More information on ClinicalTrials.gov

Pancreatic cancer: OSE Immunotherapeutics is collaborating with the oncology cooperative group GERCOR, a network of 300 cancer centers in France dedicated to clinical trials in solid cancers which is sponsoring a Phase 2 clinical trial as part of PRODIGE intergroup.

TEDOPaM study aims at comparing Tedopi® in combination with FOLFIRI chemotherapy versus FOLFIRI, in HLA-A2+ patients with stable disease after 4 months of standard chemotherapy with FOLFORINOX, a combination chemotherapy with folinic acid, fluorouracil, irinotecan and oxaliplatin. The primary endpoint of the trial is the one-year survival rate.

Ovarian cancer: The clinical trial is sponsored by the “Association de Recherche sur les CAncers dont GYnécologiques (ARCAGY-GINECO)” on behalf of GINECO, lead group for the TEDOVA trial of the European Network for Gynaecological Trial Groups (ENGOT). It will be supported in part by a research grant from the Investigator-Initiated Studies Program of MSD (Merck Sharp & Dohme Corp), a subsidiary of Merck & Co., Inc.”, which will provide Keytruda® (pembrolizumab).

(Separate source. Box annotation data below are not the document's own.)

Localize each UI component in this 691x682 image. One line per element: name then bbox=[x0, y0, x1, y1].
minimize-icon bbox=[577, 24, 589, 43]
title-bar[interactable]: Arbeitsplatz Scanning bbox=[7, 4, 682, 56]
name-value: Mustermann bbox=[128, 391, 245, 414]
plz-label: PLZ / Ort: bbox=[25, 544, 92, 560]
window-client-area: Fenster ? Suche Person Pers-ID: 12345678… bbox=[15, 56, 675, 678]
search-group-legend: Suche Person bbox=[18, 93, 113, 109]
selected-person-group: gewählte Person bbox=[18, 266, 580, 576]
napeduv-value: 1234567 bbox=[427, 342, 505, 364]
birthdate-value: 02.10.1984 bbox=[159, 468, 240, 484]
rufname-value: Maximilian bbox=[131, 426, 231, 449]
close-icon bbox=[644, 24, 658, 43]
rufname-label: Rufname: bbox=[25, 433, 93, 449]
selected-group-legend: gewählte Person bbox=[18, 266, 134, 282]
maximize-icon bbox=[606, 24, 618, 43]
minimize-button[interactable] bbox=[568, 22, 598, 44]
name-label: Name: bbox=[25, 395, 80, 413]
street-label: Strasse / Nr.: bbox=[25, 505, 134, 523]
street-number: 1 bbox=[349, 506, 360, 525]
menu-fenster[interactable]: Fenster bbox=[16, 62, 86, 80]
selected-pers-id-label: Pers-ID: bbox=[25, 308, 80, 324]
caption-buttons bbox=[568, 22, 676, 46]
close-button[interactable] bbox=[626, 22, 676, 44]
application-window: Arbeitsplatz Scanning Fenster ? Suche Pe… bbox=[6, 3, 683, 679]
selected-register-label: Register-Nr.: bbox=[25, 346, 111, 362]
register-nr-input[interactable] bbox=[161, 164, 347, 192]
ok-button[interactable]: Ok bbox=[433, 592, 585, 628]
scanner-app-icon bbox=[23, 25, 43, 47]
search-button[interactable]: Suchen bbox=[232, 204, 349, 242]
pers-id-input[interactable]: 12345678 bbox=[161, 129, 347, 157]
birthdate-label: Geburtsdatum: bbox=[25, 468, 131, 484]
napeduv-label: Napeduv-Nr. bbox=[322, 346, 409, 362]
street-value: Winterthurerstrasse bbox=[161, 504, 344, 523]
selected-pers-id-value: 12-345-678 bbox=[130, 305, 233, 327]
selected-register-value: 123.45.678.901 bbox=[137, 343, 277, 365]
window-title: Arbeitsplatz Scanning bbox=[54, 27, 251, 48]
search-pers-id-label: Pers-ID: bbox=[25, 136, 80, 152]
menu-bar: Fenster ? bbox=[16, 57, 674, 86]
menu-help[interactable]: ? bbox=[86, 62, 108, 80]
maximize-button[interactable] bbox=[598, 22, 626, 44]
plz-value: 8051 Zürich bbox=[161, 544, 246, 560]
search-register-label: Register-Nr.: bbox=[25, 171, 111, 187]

The three arm TEDOVA study aims at evaluating neo-epitope-based vaccine Tedopi® as a maintenance treatment, alone or in combination with anti-PD-1 Keytruda®, versus the best supportive care in platinum-sensitive recurrent ovarian cancer patients with controlled disease after platinum-based chemotherapy.

Non-small cell lung cancer (NSCLC), in combination with Opdivo® : the Phase 2 clinical trial is sponsored and conducted by the Italian Oncology Foundation FoRT and supported by Bristol Myers Squibb, which provides Opdivo®, and OSE Immunotherapeutics which provides Tedopi® for the study as well as a partial financial support.

This three-arm Phase 2 study will evaluate neo-epitope-based vaccine Tedopi® in combination with Bristol Myers Squibb’s Opdivo® (nivolumab), an immune checkpoint inhibitor, or Tedopi® plus chemotherapy or chemotherapy alone as second-line treatment in HLA-A2 positive patients with metastatic NSCLC after first-line chemo-immunotherapy.